The pair was down almost 0.9% in past two days, pressured by stronger dollar on solid US economic data which add to Fed’s hawkish stance.
Thursday’s close below important Fibo support at 1.0868 (38.2% of 1.0635/1.1012) generated initial bearish signal, which will look for verification on weekly close below this level, with violation of nearby supports at 1.0853/44 (20DMA / June 23 trough) top to strengthen bearish near-term stance and open way for deeper drop.
Daily studies weakened and Monday’s twist of daily cloud is magnetic, contributing to negative outlook, however, overall picture is still bullishly aligned (14-d momentum is in positive territory and price action remains above daily cloud), requiring caution, as bears may face headwinds at this zone.

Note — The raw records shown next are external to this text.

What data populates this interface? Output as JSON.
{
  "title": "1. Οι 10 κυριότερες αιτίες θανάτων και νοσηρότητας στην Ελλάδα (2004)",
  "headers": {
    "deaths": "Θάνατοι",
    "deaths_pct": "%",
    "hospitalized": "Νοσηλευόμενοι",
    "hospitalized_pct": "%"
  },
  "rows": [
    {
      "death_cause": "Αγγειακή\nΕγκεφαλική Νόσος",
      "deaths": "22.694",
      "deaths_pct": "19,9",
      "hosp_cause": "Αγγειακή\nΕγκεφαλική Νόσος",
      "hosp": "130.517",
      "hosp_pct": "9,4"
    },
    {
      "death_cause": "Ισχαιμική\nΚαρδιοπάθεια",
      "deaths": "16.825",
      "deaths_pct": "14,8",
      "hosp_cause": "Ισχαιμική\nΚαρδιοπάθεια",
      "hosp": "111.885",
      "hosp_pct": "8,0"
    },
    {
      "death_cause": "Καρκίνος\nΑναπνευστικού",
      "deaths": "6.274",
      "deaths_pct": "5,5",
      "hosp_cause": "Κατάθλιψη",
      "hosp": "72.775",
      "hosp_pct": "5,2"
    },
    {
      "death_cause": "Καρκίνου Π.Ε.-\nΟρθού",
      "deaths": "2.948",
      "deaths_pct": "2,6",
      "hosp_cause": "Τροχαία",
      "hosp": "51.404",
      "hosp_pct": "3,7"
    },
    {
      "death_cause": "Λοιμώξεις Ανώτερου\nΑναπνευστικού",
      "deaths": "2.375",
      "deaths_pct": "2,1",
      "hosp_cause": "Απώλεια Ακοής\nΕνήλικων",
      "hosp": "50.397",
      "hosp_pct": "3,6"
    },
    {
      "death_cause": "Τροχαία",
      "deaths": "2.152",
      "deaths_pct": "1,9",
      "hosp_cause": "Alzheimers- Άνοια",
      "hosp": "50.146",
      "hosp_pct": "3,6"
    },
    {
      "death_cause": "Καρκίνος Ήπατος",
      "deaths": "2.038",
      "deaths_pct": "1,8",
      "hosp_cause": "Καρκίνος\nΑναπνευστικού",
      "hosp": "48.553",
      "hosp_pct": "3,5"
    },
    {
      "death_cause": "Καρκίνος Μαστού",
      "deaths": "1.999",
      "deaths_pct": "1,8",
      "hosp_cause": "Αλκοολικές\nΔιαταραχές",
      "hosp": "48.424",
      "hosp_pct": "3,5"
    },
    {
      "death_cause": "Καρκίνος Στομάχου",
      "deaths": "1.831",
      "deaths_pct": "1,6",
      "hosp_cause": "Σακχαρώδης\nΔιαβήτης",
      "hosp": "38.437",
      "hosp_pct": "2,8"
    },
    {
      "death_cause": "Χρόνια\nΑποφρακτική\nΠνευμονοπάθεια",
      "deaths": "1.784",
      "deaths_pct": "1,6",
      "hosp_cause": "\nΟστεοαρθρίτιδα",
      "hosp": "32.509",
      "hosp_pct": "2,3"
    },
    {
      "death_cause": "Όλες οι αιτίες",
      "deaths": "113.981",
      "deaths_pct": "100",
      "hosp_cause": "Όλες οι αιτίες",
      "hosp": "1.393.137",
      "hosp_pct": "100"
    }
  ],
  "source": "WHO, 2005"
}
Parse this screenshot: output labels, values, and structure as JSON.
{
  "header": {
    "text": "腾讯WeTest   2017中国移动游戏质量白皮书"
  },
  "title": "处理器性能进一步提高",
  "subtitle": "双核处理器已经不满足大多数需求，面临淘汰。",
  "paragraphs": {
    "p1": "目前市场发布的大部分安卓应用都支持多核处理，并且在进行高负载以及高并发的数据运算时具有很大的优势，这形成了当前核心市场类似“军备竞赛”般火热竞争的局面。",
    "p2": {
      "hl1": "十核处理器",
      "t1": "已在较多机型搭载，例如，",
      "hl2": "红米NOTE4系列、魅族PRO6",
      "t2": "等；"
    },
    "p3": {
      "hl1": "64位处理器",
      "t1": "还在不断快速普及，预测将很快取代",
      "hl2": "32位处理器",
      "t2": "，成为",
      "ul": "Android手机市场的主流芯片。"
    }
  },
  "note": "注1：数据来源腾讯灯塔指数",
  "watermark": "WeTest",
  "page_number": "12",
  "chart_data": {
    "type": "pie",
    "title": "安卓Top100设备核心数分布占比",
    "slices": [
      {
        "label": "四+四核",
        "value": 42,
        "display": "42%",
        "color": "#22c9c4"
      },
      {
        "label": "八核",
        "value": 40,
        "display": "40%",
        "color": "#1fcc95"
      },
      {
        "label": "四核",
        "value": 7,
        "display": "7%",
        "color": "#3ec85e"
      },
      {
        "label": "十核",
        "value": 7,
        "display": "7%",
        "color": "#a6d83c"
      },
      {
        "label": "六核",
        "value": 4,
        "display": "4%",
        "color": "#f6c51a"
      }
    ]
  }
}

EU annualized headline inflation is expected to drop further in June (5.6% f/c vs May 6.1%) and provide some relief, but core CPI, closely watched by the ECB, is expected to rise to 5.5% in June from 5.3% previous month, which keeps the policymakers alerted and contributes to signals that the central bank will remain on hiking path.
We will be watching the reaction at 1.0840/50 zone, which is expected to generate fresh direction signal.
Firm break lower to signal bearish continuation and expose targets at (1.0823 (daily Kijun-sen / 50% retracement of 1.0653/1.1012) and 1.0779 (Fibo 61.8%) in extension.
Conversely, failure to break lower would question near-term bears, with lift and close above 55DMA (1.0877) to ease downside pressure, but more work at the upside will be required (break above 10DMA at 1.0916) to signal reversal.
Res: 1.0868; 1.0877; 1.0916; 1.0976.
Sup: 1.0844; 1.0823; 1.0813; 1.0779.